City ponders tax increase for water plant upgrade
More than 35 years after it was built, the Two Harbors water plant is slated to receive significant upgrades beginning this fall.
The facility consists of three buildings. One houses the water plant lines and pumps, one handles the treatment of water and another holds a generator. The improvement plan involves demolishing two of the buildings, upgrading the treatment building and constructing a new structure to house the lines, pumps and generator.
The building nearest Lake Superior, which holds the lines and pumps, wasn’t meant for water treatment. It began as a power plant and since it was designed for a different purpose, it has never quite measured up, Heikkila said.
Its location has been problematic. In the 1970s, for example, outside wave and water activity damaged the structure, driving home the fact that it’s too close to the shoreline. The equipment inside is outdated, too; the pumps and filters are inefficient, Heikkila said.
Backup power generation became another concern when the city’s main generator failed recently. Power is essential to pumping water from the lake into water mains and to the city’s water tower for distribution. The booster stations that distribute water throughout the city have never had backup power, another problem the upgrade will resolve.
“We can’t get the water up the hill without having pumping stations throughout the town,” Heikkila said.
The City hired engineers from MSA Professional Services to analyze the buildings and come up with viable options for improvement. Heikkila said the clear answer out of three options, was to tear down the generator building, decommission the turbine building and make significant upgrades to the system all at once.
“This was by far more efficient (and cost-effective) over the next 20 years,” Heikkila said.
The biggest hurdle is the price tag – an estimated $5 million.
“The funding for this is going to be a problem,” city councilor Roger Simonson told the News-Chronicle. “It’s not a large community of users.”
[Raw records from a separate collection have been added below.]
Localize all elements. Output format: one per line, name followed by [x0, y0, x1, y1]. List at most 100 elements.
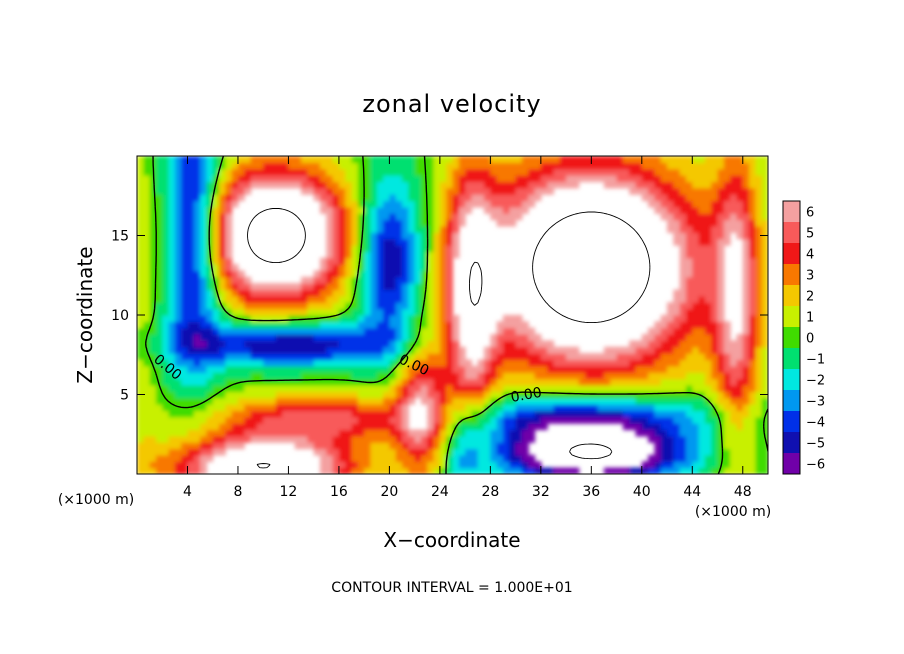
heatmap-cell — [326, 245, 334, 252]
heatmap-cell — [357, 353, 365, 361]
heatmap-cell — [648, 467, 656, 474]
heatmap-cell — [402, 334, 409, 342]
heatmap-cell — [585, 397, 592, 405]
heatmap-cell — [181, 232, 189, 240]
heatmap-cell — [629, 156, 637, 163]
heatmap-cell — [704, 289, 712, 297]
heatmap-cell — [200, 397, 208, 405]
heatmap-cell — [736, 397, 744, 405]
heatmap-cell — [143, 365, 151, 373]
heatmap-cell — [370, 429, 378, 437]
heatmap-cell — [149, 448, 157, 456]
heatmap-cell — [742, 327, 750, 335]
heatmap-cell — [357, 384, 365, 392]
heatmap-cell — [294, 397, 302, 405]
heatmap-cell — [667, 168, 674, 176]
heatmap-cell — [256, 372, 264, 380]
heatmap-cell — [237, 175, 245, 183]
colorbar-swatch — [783, 264, 800, 286]
heatmap-cell — [433, 416, 441, 424]
heatmap-cell — [603, 353, 611, 361]
heatmap-cell — [452, 245, 460, 252]
heatmap-cell — [383, 251, 390, 259]
heatmap-cell — [332, 251, 340, 259]
heatmap-cell — [761, 461, 768, 469]
heatmap-cell — [370, 232, 378, 240]
heatmap-cell — [723, 206, 731, 214]
heatmap-cell — [717, 359, 725, 367]
heatmap-cell — [654, 429, 662, 437]
heatmap-cell — [648, 327, 656, 335]
heatmap-cell — [301, 416, 308, 424]
heatmap-cell — [168, 283, 176, 291]
heatmap-cell — [477, 156, 485, 163]
heatmap-cell — [162, 372, 170, 380]
heatmap-cell — [319, 181, 327, 189]
heatmap-cell — [137, 302, 144, 310]
heatmap-cell — [641, 187, 649, 195]
heatmap-cell — [730, 156, 738, 163]
heatmap-cell — [717, 175, 725, 183]
heatmap-cell — [717, 257, 725, 265]
heatmap-cell — [174, 378, 182, 386]
heatmap-cell — [376, 257, 384, 265]
heatmap-cell — [370, 168, 378, 176]
heatmap-cell — [370, 194, 378, 202]
heatmap-cell — [749, 365, 756, 373]
heatmap-cell — [723, 435, 731, 443]
heatmap-cell — [370, 467, 378, 474]
heatmap-cell — [137, 334, 144, 342]
heatmap-cell — [269, 365, 277, 373]
heatmap-cell — [376, 378, 384, 386]
heatmap-cell — [685, 200, 693, 208]
heatmap-cell — [420, 315, 428, 322]
heatmap-cell — [427, 251, 435, 259]
heatmap-cell — [395, 175, 403, 183]
heatmap-cell — [313, 423, 321, 431]
heatmap-cell — [654, 353, 662, 361]
heatmap-cell — [704, 295, 712, 303]
heatmap-cell — [174, 257, 182, 265]
heatmap-cell — [698, 321, 706, 329]
heatmap-cell — [383, 384, 390, 392]
heatmap-cell — [717, 181, 725, 189]
heatmap-cell — [174, 251, 182, 259]
heatmap-cell — [294, 416, 302, 424]
heatmap-cell — [301, 168, 308, 176]
heatmap-cell — [635, 467, 643, 474]
heatmap-cell — [711, 213, 719, 221]
heatmap-cell — [420, 245, 428, 252]
heatmap-cell — [685, 359, 693, 367]
heatmap-cell — [187, 175, 195, 183]
heatmap-cell — [616, 365, 624, 373]
heatmap-cell — [187, 423, 195, 431]
heatmap-cell — [206, 397, 214, 405]
heatmap-cell — [237, 346, 245, 354]
heatmap-cell — [414, 194, 422, 202]
heatmap-cell — [206, 404, 214, 411]
heatmap-cell — [326, 442, 334, 450]
heatmap-cell — [155, 251, 163, 259]
heatmap-cell — [219, 340, 226, 348]
heatmap-cell — [282, 308, 290, 316]
heatmap-cell — [143, 461, 151, 469]
heatmap-cell — [345, 238, 353, 246]
heatmap-cell — [742, 276, 750, 284]
colorbar-label: −1 — [806, 353, 825, 368]
heatmap-cell — [149, 429, 157, 437]
heatmap-cell — [155, 327, 163, 335]
heatmap-cell — [490, 187, 498, 195]
heatmap-cell — [351, 384, 359, 392]
heatmap-cell — [200, 194, 208, 202]
heatmap-cell — [433, 397, 441, 405]
heatmap-cell — [723, 238, 731, 246]
heatmap-cell — [711, 156, 719, 163]
heatmap-cell — [749, 467, 756, 474]
heatmap-cell — [414, 175, 422, 183]
heatmap-cell — [704, 454, 712, 462]
heatmap-cell — [408, 454, 416, 462]
heatmap-cell — [250, 283, 258, 291]
heatmap-cell — [408, 397, 416, 405]
heatmap-cell — [452, 175, 460, 183]
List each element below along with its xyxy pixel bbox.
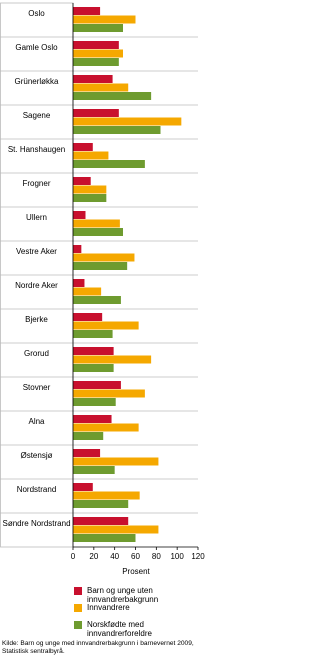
bar xyxy=(73,415,112,423)
legend-label: Norskfødte med innvandrerforeldre xyxy=(87,620,152,638)
category-label: Stovner xyxy=(23,383,51,392)
bar xyxy=(73,126,161,134)
legend-label: Innvandrere xyxy=(87,603,130,612)
bar xyxy=(73,525,159,534)
x-axis-label: Prosent xyxy=(122,567,150,576)
bar xyxy=(73,24,123,32)
bar xyxy=(73,262,128,270)
bar xyxy=(73,7,101,15)
bar xyxy=(73,117,182,126)
bar xyxy=(73,287,102,296)
category-label: Østensjø xyxy=(20,451,52,460)
bar xyxy=(73,355,152,364)
bar xyxy=(73,219,120,228)
bar xyxy=(73,228,123,236)
category-label: Gamle Oslo xyxy=(15,43,58,52)
x-tick-label: 120 xyxy=(191,552,205,561)
bar xyxy=(73,483,93,491)
bar xyxy=(73,500,129,508)
category-label: Frogner xyxy=(22,179,50,188)
bar xyxy=(73,194,107,202)
bar xyxy=(73,83,129,92)
bar xyxy=(73,381,121,389)
bar xyxy=(73,321,139,330)
bar xyxy=(73,491,140,500)
category-label: Grünerløkka xyxy=(14,77,59,86)
bar xyxy=(73,466,115,474)
legend-swatch xyxy=(74,604,82,612)
x-tick-label: 20 xyxy=(89,552,98,561)
bar xyxy=(73,457,159,466)
bar xyxy=(73,296,121,304)
x-tick-label: 100 xyxy=(170,552,184,561)
bar xyxy=(73,279,85,287)
chart: Prosent Oslo Gamle Oslo Grünerløkka Sagene S… xyxy=(0,2,205,576)
bar xyxy=(73,364,114,372)
legend-entry: Norskfødte med innvandrerforeldre xyxy=(74,620,204,638)
category-label: St. Hanshaugen xyxy=(8,145,65,154)
bar xyxy=(73,517,129,525)
bar xyxy=(73,389,145,398)
category-label: Oslo xyxy=(28,9,45,18)
category-label: Søndre Nordstrand xyxy=(2,519,70,528)
category-label: Vestre Aker xyxy=(16,247,57,256)
legend-entry: Barn og unge uten innvandrerbakgrunn xyxy=(74,586,204,604)
x-tick-label: 40 xyxy=(110,552,119,561)
bar xyxy=(73,330,113,338)
source: Kilde: Barn og unge med innvandrerbakgru… xyxy=(2,640,194,655)
category-label: Nordstrand xyxy=(17,485,57,494)
bar xyxy=(73,449,101,457)
bar xyxy=(73,211,86,219)
legend-swatch xyxy=(74,587,82,595)
category-label: Alna xyxy=(28,417,45,426)
category-label: Grorud xyxy=(24,349,49,358)
bar xyxy=(73,245,82,253)
legend-label: Barn og unge uten innvandrerbakgrunn xyxy=(87,586,159,604)
bar xyxy=(73,15,136,24)
bar xyxy=(73,92,152,100)
bar xyxy=(73,253,135,262)
bar xyxy=(73,534,136,542)
page: Prosent Oslo Gamle Oslo Grünerløkka Sagene S… xyxy=(0,2,206,655)
bar xyxy=(73,347,114,355)
bar xyxy=(73,160,145,168)
x-tick-label: 0 xyxy=(71,552,76,561)
category-label: Bjerke xyxy=(25,315,48,324)
bar xyxy=(73,151,109,160)
bar xyxy=(73,398,116,406)
bar xyxy=(73,49,123,58)
x-tick-label: 60 xyxy=(131,552,140,561)
category-label: Sagene xyxy=(23,111,51,120)
bar xyxy=(73,41,119,49)
category-label: Nordre Aker xyxy=(15,281,58,290)
bar xyxy=(73,185,107,194)
bar xyxy=(73,313,103,321)
legend-swatch xyxy=(74,621,82,629)
bar xyxy=(73,177,91,185)
legend-entry: Innvandrere xyxy=(74,603,204,612)
category-label: Ullern xyxy=(26,213,47,222)
bar xyxy=(73,143,93,151)
x-tick-label: 80 xyxy=(152,552,161,561)
bar xyxy=(73,109,119,117)
bar xyxy=(73,75,113,83)
bar xyxy=(73,423,139,432)
bar xyxy=(73,58,119,66)
bar xyxy=(73,432,104,440)
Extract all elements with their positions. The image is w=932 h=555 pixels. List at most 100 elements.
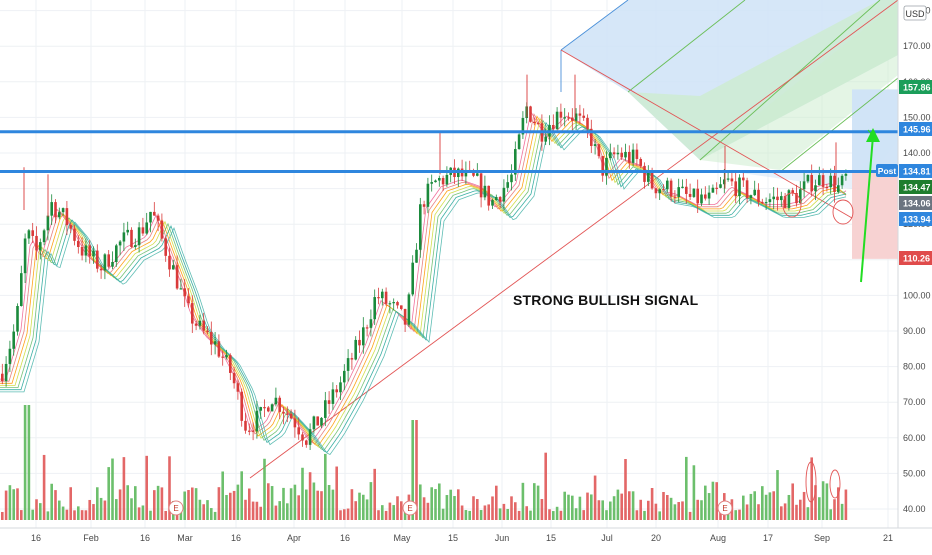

Councilors have said that there are 1,700 utility customers in the city.
Simonson said city officials have lobbied the state for bonding, but the project wasn’t included in Gov. Mark Dayton’s 2014 capital budget recommendations. The governor said that loan programs are available for the project.
At last week’s city finance and agenda meeting, councilor Jerry Norberg said the city is considering asking the voters for a sales tax increase to help pay for the project.
“I think we would be remiss ... not to look at getting a 0.5 percent sales tax increase on the fall ballot,” Norberg said.
If the voters approved the increase, councilors would bring the proposal to the legislature next spring, Norberg said. He did not say how much money such an increase would add to city coffers and calls to Norberg were not returned. City administrator Lee Klein was out of the office and could not be reached for further comment.
Heikkila said he hopes the upgrades will be done by next spring, and in the meantime utility customers won’t experience any service interruptions.
“We’ll be very busy but people won’t notice anything,” he said.
The water plant employs four people working in shifts, complemented by a distribution crew that works with water mains, sewer collection and natural gas.